1) You won’t be able to use the same settings for England and Wales and Ireland any more.

The Irish bishops decided in 2021 to move to a lectionary based on the Revised New Jerusalem Bible (RNJB) – source:   https://www.irishcatholic.com/new-lectionary-translation-raises-practical-concerns/

There has been no public progress on this (that an ordinary-lay-person can see!)  or even approval from the Vatican yet.   But a July 2023 news article stated that the Irish bishops plan to work with Australia and New Zealand (https://www.irishcatholic.com/irish-bisho.ps-stick-to-their-guns-as-uk-gets-new-lectionary ).

That makes me think it’s very likely that England and Wales, and the island-of-Ireland will have different texts.

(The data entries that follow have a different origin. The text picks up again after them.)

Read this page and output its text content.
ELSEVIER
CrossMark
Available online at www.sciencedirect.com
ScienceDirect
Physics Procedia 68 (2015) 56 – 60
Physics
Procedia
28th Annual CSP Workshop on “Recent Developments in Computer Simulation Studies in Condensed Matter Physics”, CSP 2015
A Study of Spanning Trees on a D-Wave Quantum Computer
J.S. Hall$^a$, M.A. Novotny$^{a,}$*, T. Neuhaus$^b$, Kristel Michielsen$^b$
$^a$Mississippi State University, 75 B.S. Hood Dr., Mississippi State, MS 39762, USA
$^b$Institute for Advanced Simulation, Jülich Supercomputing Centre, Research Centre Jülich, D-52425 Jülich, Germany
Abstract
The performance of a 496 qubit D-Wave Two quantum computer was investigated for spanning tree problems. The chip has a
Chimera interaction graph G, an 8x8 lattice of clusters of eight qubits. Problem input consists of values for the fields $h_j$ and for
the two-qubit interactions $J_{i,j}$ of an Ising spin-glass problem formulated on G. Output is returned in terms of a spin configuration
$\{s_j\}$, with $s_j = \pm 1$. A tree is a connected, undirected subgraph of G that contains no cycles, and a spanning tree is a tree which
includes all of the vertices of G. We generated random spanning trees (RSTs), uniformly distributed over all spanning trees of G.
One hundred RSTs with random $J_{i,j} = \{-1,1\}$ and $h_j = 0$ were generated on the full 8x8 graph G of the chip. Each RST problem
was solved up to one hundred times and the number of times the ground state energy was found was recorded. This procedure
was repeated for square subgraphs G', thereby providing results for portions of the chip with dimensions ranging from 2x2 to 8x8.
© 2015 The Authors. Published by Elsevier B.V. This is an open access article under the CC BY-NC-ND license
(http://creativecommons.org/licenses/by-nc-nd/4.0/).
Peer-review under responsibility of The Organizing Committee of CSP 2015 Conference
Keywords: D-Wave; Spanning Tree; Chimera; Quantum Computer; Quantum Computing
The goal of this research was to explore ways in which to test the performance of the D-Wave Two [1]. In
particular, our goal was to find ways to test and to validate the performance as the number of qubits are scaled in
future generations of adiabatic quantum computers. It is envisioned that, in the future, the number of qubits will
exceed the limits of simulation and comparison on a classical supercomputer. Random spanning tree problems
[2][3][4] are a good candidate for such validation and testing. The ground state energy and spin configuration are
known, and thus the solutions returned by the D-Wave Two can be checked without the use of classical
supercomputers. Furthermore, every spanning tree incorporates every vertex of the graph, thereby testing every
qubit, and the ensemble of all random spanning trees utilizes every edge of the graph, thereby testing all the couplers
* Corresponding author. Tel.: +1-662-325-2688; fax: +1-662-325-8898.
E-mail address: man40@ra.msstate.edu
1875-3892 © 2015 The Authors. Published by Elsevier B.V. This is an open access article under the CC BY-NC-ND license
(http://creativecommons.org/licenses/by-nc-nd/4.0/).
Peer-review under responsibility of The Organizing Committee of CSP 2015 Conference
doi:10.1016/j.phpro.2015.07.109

2) The “Eire” word raises people's ire.

The article refers to “UK and Eire, the US, Canada, and Australia/New Zealand”.

Firstly, there’s a spelling issue.  It’s Éire, not Eire.    Small dash, big difference.

And a meaning issue:  Éire is the Irish-language word for a country commonly called Ireland, more-formally the Republic of Ireland.  But Catholic bishops aren’t organised on a country basis.  In particular, the Irish Catholic bishops includes have people leading dioceses that cover two different countries, viz Ireland and Northern Ireland.  Eire, or even Éire, just doesn’t describe them.

Secondly, the article is in English.  It’s very odd to have one sentence that use an Irish-language word for Ireland, but not the Welch language word for Wales () or the Māori language word (Aotearoa) for New Zealand.   And I’m certain that if the author was writing in English and referring to certain countries in Europe, they would not be called Espana, Italia, Deutschland, etc

.

Language is powerful, and extremely political.  Colonial thinking isn't a good bit with Catholicism.